Starfleet protocols require that the warp core be retained if at all possible, and so power and fuel supplies
are automatically sealed off at points upstream from the damaged areas. A multilayered forcefield is then
deployed in an effort to contain the unstable core. If these measures fail, the safety of the crew and ship
becomes paramount, and the warp core must be ejected. The procedure for warp core ejection involves initiating
a manual sequence or automatic computer activation. The order to eject a core can only be given by crew members
with the necessary authoization, such as the captain, first officer, or chief engineer. The next step is to
engage the ejection system, while the magnetic valves and transfer pipes connected to the warp core are dealt
with automatically. When the order is given, the computer opens or blows out the matter-antimatter reacation
assembly exterior hull hatch, which is located on the ventral side of the ship. The core is then forcibly
ejected through this hatch with explosive charges.
Once the core has been ejected, it will not necessarily breach; it may cool down in space, in which case it can
be retrieved. As the core will probably still be unstable, the crew have to perform repairs before locking on a
tractor beam and reconnecting the core to the engineering systems.
Warp Core Ejection: Stage 1
The ejection of a warp core must be carried out quickly to avoid the destruction of the ship and crew. Strict
protocols must be followed, beginning with a manual sequence initiation or an automatic computer activation by
an authorized crew member. If the warp core dangerously close to breaching, the first thing the crew will do is
stabilize it by cutting power relays and decoupling the dilithium matrix. If the warp core is unable to be
stabilized, Main Engineering is immediately evacuated with the safety bulkheads closing off the section.

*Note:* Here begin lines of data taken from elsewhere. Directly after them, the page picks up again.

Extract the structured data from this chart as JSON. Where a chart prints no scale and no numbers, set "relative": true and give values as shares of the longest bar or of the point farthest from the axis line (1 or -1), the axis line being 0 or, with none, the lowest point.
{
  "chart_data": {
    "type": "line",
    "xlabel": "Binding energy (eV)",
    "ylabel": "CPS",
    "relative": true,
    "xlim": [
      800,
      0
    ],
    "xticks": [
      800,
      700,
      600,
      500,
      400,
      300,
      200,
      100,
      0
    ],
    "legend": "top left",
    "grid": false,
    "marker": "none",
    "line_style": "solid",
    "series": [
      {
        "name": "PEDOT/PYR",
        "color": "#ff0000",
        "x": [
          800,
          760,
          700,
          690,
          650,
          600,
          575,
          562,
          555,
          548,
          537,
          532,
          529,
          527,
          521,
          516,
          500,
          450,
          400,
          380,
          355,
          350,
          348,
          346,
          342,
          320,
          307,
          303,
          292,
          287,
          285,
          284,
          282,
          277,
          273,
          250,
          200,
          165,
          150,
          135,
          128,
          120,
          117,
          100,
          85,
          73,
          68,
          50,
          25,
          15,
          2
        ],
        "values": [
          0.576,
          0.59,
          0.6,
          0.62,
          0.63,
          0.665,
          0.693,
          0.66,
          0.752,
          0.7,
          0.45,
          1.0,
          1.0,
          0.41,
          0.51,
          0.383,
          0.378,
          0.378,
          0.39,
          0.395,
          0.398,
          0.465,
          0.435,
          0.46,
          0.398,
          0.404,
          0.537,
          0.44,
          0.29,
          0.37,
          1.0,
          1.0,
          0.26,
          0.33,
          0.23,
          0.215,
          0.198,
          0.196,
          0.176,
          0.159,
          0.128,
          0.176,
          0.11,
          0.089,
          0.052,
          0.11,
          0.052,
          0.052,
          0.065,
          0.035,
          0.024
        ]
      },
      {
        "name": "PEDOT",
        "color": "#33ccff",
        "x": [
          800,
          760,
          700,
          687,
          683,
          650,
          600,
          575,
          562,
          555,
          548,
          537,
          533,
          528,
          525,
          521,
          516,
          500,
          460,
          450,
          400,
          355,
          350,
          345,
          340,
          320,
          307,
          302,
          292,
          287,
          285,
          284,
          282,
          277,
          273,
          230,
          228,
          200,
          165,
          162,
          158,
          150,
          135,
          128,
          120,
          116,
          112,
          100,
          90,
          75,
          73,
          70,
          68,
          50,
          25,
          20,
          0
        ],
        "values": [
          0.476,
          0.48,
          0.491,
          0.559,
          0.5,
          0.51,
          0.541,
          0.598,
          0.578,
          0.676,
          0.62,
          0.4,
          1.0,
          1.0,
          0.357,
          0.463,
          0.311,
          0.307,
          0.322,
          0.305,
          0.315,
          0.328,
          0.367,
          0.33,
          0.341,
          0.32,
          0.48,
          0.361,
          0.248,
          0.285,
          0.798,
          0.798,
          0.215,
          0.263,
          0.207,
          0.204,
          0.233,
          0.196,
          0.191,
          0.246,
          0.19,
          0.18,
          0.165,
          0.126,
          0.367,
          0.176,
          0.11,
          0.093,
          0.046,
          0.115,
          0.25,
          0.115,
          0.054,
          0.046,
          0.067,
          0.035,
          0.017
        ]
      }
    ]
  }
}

Warp Core Ejection: Stage 2
Following the order to eject the warp core, usually given by either the captain or chief engineer onboard,
the computer automatically opens the matter-antimatter hull hatch on the exterior of the ship. When all the
interior connections have been severed, the core is dumped through this opening using explosive charges.
On most Starfleet vessels the ejection hatch is located on the underside of the engineering hull.
Warp Core Ejection: Stage 3
With the warp core floating in space, the ship can move away to a safe distance under impulse power. Once
disconnected from the ship, the core may cool down and not breach. If this is the case, the vessel will
return and attempt to retrieve and reinstall it. However, if the core does breach some starships are equipped
with secondary components to build a temporary warp core in order to reach a Federation starbase.
Warp Core Ejection: Stage 4
The core may have to be repaired in space before it can be retrieved. It will probably drift several million
kilometers away from the ship. If the warp core is salvageable, it is a relativately simple process to recover
it using a shuttle or a tractor beam.